My wife Cat and I got married twenty-nine years ago today.
We got married on a Sunday. But today is Monday.
Can you imagine getting married on a Monday? What a total way to tell the world that you expect your marriage to be something you just drag your butt out of bed every morning to do. Something for which you must at least show up. Something that you know is just the first of what seems like an infinite number of days of sheer work?
Wait. Clearly Monday is the day to get married. But people usually get married on a Sunday, right? But what’s the core message there? “What the heck, we’re already in church”? “Hey, as long as we’re wearing our nice clothes”?
Wait—people usually get married on Saturday, don’t they? Not Sunday. Saturday!
So that makes sense.
I know mucho Mexicans get married on Saturday. A block from our house is a gorgeous little park, and every Saturday at least one Mexican wedding party shows up there in a rented limo or two, so the bride and groom and all their Best Peeps can pose for pictures in their wedding finery. It’s just the greatest thing to see. Cat and I always hold hands, and wax sentimental as we watch the shy and beaming bride, the embarrassed, proud groom. Both of whom always look like they’re about twelve.
Carried away by the moment, Cat and I always end up approaching the wedding party. “So where’s the reception?” we ask. “Can we go?” And then I always have occasion to recall my days working in warehouses with nothing but Mexican co-workers, and all the Spanish swear words I learned.
Cat and I got married in a public park. We looked into getting married in a church. But every pastor with whom we met seemed a lot more interested in turning us into Christians than they did in helping us bind our lives together. We were deeply pleased when we finally met the man whom we both immediately felt was the ideal person to officiate at our wedding: a kind and thoughtful Christian pastor named Ken. Ken, who was gay, was also a successful part-time model. So much, in fact, did Ken look like a Ken doll, that on the day of our wedding three of the women with whom I worked (in a book warehouse) completely hit on him. And so it was that, on the day I was betrothed, I had the once-in-a-lifetime legitimate opportunity to three times say the words, “Would you please stop hitting on our pastor?”

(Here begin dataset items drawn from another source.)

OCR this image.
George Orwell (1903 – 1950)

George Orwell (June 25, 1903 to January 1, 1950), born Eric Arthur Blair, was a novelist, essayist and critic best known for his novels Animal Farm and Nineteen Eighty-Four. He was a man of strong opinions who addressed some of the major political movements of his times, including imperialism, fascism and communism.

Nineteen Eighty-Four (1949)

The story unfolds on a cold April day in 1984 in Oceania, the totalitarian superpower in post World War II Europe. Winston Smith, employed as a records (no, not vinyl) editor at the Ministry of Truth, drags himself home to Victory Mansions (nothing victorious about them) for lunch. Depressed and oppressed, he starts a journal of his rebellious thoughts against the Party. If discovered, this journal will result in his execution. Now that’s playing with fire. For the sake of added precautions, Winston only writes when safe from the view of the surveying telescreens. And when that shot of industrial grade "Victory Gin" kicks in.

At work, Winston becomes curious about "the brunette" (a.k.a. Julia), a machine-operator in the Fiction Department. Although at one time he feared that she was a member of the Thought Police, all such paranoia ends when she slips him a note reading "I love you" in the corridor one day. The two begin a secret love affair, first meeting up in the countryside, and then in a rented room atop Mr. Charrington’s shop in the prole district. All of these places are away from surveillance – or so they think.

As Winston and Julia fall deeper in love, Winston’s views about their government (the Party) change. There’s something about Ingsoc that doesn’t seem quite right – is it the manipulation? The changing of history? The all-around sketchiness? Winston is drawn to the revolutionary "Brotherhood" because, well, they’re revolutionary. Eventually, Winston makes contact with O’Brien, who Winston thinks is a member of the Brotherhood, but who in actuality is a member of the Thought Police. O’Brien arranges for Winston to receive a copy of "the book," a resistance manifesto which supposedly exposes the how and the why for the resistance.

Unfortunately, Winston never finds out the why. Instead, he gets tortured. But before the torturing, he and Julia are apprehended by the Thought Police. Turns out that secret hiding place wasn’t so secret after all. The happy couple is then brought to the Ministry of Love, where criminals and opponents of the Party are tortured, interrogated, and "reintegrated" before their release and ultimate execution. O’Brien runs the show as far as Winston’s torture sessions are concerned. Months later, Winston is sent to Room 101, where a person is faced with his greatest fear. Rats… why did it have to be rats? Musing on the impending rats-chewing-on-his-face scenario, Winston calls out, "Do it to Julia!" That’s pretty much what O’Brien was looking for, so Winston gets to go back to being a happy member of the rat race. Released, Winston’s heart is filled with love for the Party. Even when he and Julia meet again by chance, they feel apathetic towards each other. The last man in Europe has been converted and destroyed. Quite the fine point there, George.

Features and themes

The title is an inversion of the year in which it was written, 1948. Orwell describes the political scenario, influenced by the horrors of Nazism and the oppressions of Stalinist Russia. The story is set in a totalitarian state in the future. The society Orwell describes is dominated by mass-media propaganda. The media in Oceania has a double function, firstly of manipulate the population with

On August 16, 1981, as the sun was breaking through the early morning mist, Cat and I got married in the Shakespeare Garden in Golden Gate park. Everything for our wedding was donated to us by friends: Cat’s gown, the garland she wore in her hair, her bouquet, the photographer, the food at the reception, the venue of the reception. Cat and I were not exactly wealthy. On the day we were married we had nothing, except everything we needed.